8. Au cas d’espèce, il résulte de l’instruction que Mme A a délibérément omis de signaler à la CAF que, d’une part, sa fille née en 2004, résidait exclusivement chez son père depuis décembre 2021 et que son fils, né en 2010, n’était plus en garde alternée depuis un jugement du 2 août 2022, ayant sa résidence habituelle désormais fixée chez son père. Ces enfants n’appartenaient dès lors plus à son foyer au sens de l’article L. 842-3 du code de la sécurité sociale. Si Mme A soutient qu’elle ignorait devoir déclarer ce changement, pensant qu’il appartenait au père des enfants de le signaler, cette allégation ne saurait suffire à établir qu’elle est de bonne foi alors que cette omission déclarative revêt un caractère prolongé sur plus d’une année au cours de laquelle elle a continué à percevoir des allocations indues en lien direct avec la situation d’enfants dont elle n’avait visiblement plus qu’une garde ponctuelle. Dans ses conditions, Mme A n’est pas fondée à solliciter une remise gracieuse de sa dette, sans qu’il soit besoin de se prononcer sur la situation de précarité qu’elle allègue.
9. Il résulte de tout ce qui précède que les conclusions d’annulation de Mme A contre la décision du 8 mars 2024 en tant qu’elles portent sur un indu de prime d’activité doivent être rejetées.
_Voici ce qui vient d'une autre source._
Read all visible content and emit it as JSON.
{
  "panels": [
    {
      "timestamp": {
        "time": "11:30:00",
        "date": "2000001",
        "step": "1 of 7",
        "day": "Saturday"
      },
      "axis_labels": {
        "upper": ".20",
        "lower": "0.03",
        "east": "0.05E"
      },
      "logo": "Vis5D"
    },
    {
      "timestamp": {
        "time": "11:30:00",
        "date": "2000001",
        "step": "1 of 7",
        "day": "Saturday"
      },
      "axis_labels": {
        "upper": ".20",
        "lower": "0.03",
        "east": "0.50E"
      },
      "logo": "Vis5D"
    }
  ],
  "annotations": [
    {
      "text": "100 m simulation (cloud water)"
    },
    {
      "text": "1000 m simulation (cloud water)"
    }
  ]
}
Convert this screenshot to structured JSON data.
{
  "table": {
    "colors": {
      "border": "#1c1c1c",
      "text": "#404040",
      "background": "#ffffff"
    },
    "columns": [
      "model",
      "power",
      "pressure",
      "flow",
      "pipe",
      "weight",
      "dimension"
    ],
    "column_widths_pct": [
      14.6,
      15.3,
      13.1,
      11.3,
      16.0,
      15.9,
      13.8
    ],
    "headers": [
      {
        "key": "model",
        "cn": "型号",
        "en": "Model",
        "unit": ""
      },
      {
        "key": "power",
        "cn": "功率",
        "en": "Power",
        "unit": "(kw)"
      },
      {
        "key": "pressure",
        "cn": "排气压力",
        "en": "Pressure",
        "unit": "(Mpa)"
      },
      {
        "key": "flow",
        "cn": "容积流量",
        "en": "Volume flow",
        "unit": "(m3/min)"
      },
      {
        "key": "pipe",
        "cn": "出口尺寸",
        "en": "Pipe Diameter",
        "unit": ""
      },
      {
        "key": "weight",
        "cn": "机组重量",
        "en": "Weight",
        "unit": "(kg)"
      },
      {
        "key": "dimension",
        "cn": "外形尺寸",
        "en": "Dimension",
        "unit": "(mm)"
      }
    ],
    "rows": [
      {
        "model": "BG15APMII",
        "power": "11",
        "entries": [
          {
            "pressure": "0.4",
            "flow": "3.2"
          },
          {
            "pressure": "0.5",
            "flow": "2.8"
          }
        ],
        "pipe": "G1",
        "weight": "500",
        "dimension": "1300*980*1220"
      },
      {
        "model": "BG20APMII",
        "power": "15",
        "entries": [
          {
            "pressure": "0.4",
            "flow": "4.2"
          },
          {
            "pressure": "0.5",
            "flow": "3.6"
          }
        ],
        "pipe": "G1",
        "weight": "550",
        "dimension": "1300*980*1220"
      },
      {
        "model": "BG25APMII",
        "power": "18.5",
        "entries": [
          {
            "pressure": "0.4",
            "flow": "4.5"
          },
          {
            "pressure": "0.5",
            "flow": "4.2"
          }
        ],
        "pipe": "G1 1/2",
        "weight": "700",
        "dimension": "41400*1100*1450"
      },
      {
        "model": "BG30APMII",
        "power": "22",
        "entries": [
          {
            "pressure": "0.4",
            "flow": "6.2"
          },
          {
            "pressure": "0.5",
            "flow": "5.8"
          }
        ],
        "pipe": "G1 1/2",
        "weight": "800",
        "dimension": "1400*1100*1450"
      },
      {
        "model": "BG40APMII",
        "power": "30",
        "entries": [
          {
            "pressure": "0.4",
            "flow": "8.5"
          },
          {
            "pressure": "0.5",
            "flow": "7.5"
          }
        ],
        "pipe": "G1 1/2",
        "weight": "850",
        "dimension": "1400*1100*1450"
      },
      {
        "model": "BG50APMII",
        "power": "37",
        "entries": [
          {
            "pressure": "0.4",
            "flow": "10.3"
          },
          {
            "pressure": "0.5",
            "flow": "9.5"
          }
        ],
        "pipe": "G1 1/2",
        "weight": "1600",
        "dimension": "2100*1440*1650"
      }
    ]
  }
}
Par ces motifs, le tribunal décide :
Article 1er : Les conclusions d’annulation de Mme A contre la décision du 8 mars 2023 lui refusant une remise de dette relative à un indu d’AEEH et d’allocations familiales sont rejetées comme portées devant une juridiction incompétente pour en connaître
Article 2 : Le surplus des conclusions de la requête de Mme A est rejeté.
Article 3 : Le présent jugement sera notifié à Mme B A et à la ministre du travail, de la santé, de la solidarité et des familles.
Copie en sera adressée à la caisse d’allocations familiales du Val-d’Oise.
Rendu public par mise à disposition au greffe le 26 mai 2025.
La magistrate désignée,
Signé
M. MonteagleLa greffière,
Signé
E. Prigent
La République mande et ordonne à la ministre du travail, de la santé, de la solidarité et des familles en ce qui la concerne ou à tous commissaires de justice à ce requis en ce qui concerne les voies de droit commun contre les parties privées, de pourvoir à l’exécution de la présente décision.